A group of nursing home residents

Older adults who have absorbed positive beliefs about aging from their culture are 30% more likely to recover normal cognitive function despite having baseline mild cognitive impairment (MCI), according to a new study.

Investigators from Yale University in New Haven, CT, followed outcomes in 1,716 participants aged 65 years and older. Data came from the Health and Retirement Study. Participants had MCI at baseline and at least one follow-up cognition assessment. Age-beliefs were assessed using a standardized measure. Participants were sorted into cohorts based on their level of positive or negative age-beliefs.

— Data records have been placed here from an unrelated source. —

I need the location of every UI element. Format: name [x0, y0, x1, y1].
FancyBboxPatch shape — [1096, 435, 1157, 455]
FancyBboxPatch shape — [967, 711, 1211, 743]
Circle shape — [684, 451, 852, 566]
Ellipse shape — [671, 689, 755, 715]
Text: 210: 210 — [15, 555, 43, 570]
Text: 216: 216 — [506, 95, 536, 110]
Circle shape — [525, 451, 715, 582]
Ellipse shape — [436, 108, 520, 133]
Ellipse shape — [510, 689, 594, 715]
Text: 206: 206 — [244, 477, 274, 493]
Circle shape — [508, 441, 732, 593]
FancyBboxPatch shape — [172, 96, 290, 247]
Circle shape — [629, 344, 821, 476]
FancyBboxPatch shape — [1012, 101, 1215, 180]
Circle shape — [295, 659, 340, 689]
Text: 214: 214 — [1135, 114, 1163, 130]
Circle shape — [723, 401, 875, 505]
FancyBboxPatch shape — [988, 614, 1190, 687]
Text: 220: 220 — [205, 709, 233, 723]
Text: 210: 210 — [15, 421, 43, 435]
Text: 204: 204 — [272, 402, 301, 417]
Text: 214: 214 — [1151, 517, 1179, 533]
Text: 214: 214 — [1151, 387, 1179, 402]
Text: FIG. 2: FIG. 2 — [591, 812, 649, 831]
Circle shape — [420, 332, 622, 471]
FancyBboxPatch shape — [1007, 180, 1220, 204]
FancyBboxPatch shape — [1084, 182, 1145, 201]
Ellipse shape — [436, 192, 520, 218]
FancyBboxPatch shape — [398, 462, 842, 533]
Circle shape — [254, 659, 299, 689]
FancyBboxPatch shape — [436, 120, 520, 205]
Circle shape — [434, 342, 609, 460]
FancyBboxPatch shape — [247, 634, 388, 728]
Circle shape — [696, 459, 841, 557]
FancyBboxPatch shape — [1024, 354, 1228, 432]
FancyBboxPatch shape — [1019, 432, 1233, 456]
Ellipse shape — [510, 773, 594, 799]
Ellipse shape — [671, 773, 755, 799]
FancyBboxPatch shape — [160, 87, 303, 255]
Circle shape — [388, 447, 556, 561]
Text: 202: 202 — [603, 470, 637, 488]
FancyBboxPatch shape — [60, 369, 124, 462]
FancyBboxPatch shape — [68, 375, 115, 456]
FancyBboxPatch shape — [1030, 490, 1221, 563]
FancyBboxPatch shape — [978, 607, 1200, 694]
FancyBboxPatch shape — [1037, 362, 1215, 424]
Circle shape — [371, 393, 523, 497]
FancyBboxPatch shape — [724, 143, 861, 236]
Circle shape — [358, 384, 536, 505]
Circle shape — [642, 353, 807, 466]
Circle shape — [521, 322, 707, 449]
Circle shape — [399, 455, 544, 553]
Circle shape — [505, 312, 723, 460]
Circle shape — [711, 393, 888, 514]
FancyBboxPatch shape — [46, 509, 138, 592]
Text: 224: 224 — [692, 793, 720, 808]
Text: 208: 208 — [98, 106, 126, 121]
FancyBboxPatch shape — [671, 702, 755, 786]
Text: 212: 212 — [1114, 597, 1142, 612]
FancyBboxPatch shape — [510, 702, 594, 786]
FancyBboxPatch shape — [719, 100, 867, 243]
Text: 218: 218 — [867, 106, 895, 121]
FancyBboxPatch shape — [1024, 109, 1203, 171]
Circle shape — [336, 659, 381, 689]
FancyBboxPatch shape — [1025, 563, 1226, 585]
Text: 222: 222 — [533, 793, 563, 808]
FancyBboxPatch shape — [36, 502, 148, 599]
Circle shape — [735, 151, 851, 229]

No matter how severe the MCI at baseline, those in the positive age-belief group had a 30.2% greater likelihood of recovery than their peers in the negative age-belief group, study lead Becca Levy, PhD, of the Yale School Of Public Health reported. Cognitive recovery was defined as the first transition from MCI to normal cognition, using data from the validated Telephone Interview for Cognitive Status measure.

In addition, participants in the positive age-belief cohort who started the study with normal cognition were less likely to develop MCI over the next 12 years than their peers in the negative age-belief group. This finding held true regardless of baseline age and physical health.

“Most people assume there is no recovery from MCI, but in fact half of those who have it do recover. Little is known about why some recover while others don’t,” Levy said in a statement. “That’s why we looked at positive age beliefs, to see if they would help provide an answer,” 

Levy’s previous research had found that positive age beliefs reduced the stress caused by cognitive challenges, increased self-confidence about cognition and improved cognitive performance. The current study’s results are the first evidence that a culture-based factor contributes to MCI recovery, according to the authors.

The study was published in JAMA Network Open.